Saturday, September 13, 2008

Grouse Mountain Flowers

Above: Prunella vulgaris - Self Heal

We went up to Grouse quite late - taking a bus, a sea bus (a ferry for non Vancouverians), another bus, and a gondola/cable car...Public transport, for a Capetonian, even a New Yorker, is creepily efficient. Things arrive on time, to the minute. Swiss* undertones, minus the cheese.

The last time we were on Grouse Mountain together Vincent asked me if I would consider spending the rest of my life with him. I said, Yes, I would. Wouldn't I like to think about it first, he asked. No, I said, I had already thought about it. That evening, in late October last year, our breath hung in clouds in the dark blue air and early snow was on the ground. It was freezing. Now, in mid September, the outlook is summery and Alpine with tall grasses, thickets of late salmon berries (like raspberries but bigger and shinier, and arguably better-tasting), blueberries, wildflowers and unfearful deer cropping the heads off flowers.

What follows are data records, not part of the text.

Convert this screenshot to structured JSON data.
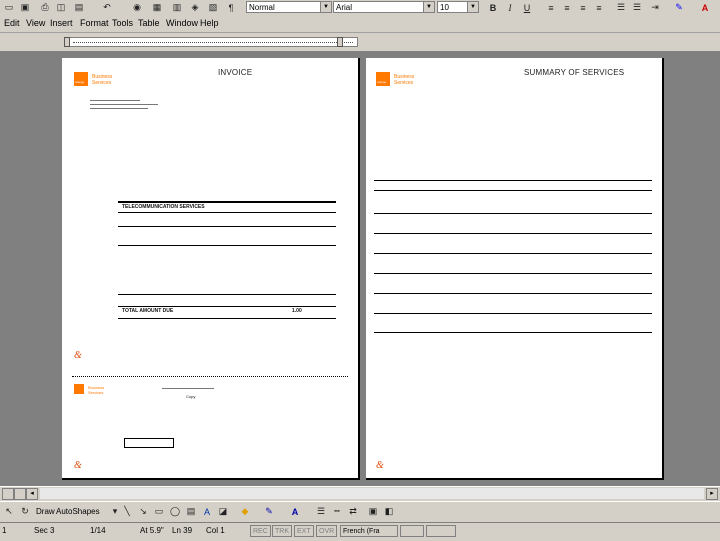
{
  "toolbar": {
    "style_value": "Normal",
    "font_value": "Arial",
    "size_value": "10",
    "bold": "B",
    "italic": "I",
    "underline": "U"
  },
  "menu": [
    "Edit",
    "View",
    "Insert",
    "Format",
    "Tools",
    "Table",
    "Window",
    "Help"
  ],
  "page1": {
    "title": "INVOICE",
    "company_line1": "Business",
    "company_line2": "Services",
    "logo_text": "orange",
    "section_title": "TELECOMMUNICATION SERVICES",
    "total_due_label": "TOTAL AMOUNT DUE",
    "total_due_value": "1.00",
    "footer_company1": "Business",
    "footer_company2": "Services",
    "footer_label": "Copy"
  },
  "page2": {
    "title": "SUMMARY OF SERVICES",
    "company_line1": "Business",
    "company_line2": "Services",
    "logo_text": "orange"
  },
  "drawing": {
    "draw_label": "Draw",
    "autoshapes_label": "AutoShapes"
  },
  "status": {
    "page": "1",
    "section": "Sec 3",
    "pages": "1/14",
    "at": "At 5.9\"",
    "line": "Ln 39",
    "col": "Col 1",
    "rec": "REC",
    "trk": "TRK",
    "ext": "EXT",
    "ovr": "OVR",
    "language": "French (Fra"
  }
}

Below: these were so beautiful in the late sunlight. Like dandelions but a burned orange. Much Googling today revealed that they are considered a "noxious weed"! And there I was stalking them with my camera. It shows how an unprejudiced (or uninformed?) eye can see things...

So I like weeds!

They are Hieracium aurentiacum - Orange Hawkweed, introduced from Europe, happy at altitude and loved by gardeners. So that makes me a gardener, rather than a botanist. An article in the NY Times is challenging the notion of the Exotic Invader, by the way...

I thought it looked familiar...Hypericum - St John's Wort, with smaller flowers than the shrub we know, about the size of a quarter.

I still don't know what this is. I posted a thread on the UBC's Plant Forum but I think they think it's funny, or just sad and pathetic, that I like weeds. These were like everlastings with grey, furry stems and grew en masse on the slopes.


No-name grass, thick with seeds and very tall, about five feet.

A mother and child pair of bokkies.

Baby bokkie.

These beers were growing on our table overlooking greater Vancouver, Vancouver Island and the Olympic Mountains in the distance. Surrounding tables were filled by a mixture of dressed- up diners straight from work and sweaty runners and hikers who had just done the Grouse Grind, an almost vertical hike from the bottom of the mountain to the top. Rewarding themselves with beer and burgers before catching the gondola back down again...

A remarkably fine fig and wild leaf salad. Cape Town's restaurant on Table Mountain could learn a thing or two from this one.

* On Switzerland: Orson Welles says this [and wrote it] going round on the Ferris wheel in The Third Man:

In Italy for thirty years under the Borgias they had warfare, terror, murder and bloodshed but they produced Michelangelo, Leonardo da Vinci and the Renaissance.

In Switzerland, they had
brotherly love; they had five hundred years of democracy and peace, and what did they produce?

The cuckoo clock.


  1. Those white ones look like what we here in Kansas call 'Strawflower.' Mostly we see them here in the nursery in yellow and maroon. I just this year saw white ones.

  2. I'm so glad Vancouver's iffy weather is treating you right while you're here. Septemener is actually usually a brilliant time to visit. I can't do much about the prices here, though! :(

    I used to try picking the St John's Wort or whatever the yellow one is called when I was a kid. Never wanted to come, though! :)

  3. Septemener -- that's good. Try SEPTEMBER.

  4. Thanks Amanda...will do more research. I have a book now, yippee!

  5. Andrea - yes, stunning weather. Stunning part of the world.

  6. Bokkies.. did you ever go to Rhodes Memorial (wild arum lilies) and feed the bokkies lekker broodjies?

  7. Beer that grows on your table. I like that.

    I must remind Orson Welles, post-mortem-ly, that he forgot a very essential item born from the Swiss creative (and very clean) genius: the Swiss Army knife (good for opening wine bottles, poking wholes into bones for sucking the marrow, etc...)

  8. Oumie? - no, but we did look at the bokkies on Naval Hill on Sundays in Bloemfontein. And the dassies.

    Vincent - yes! So sorry. Jolly useful thing, the SAK...:-). Also they invented good mountains.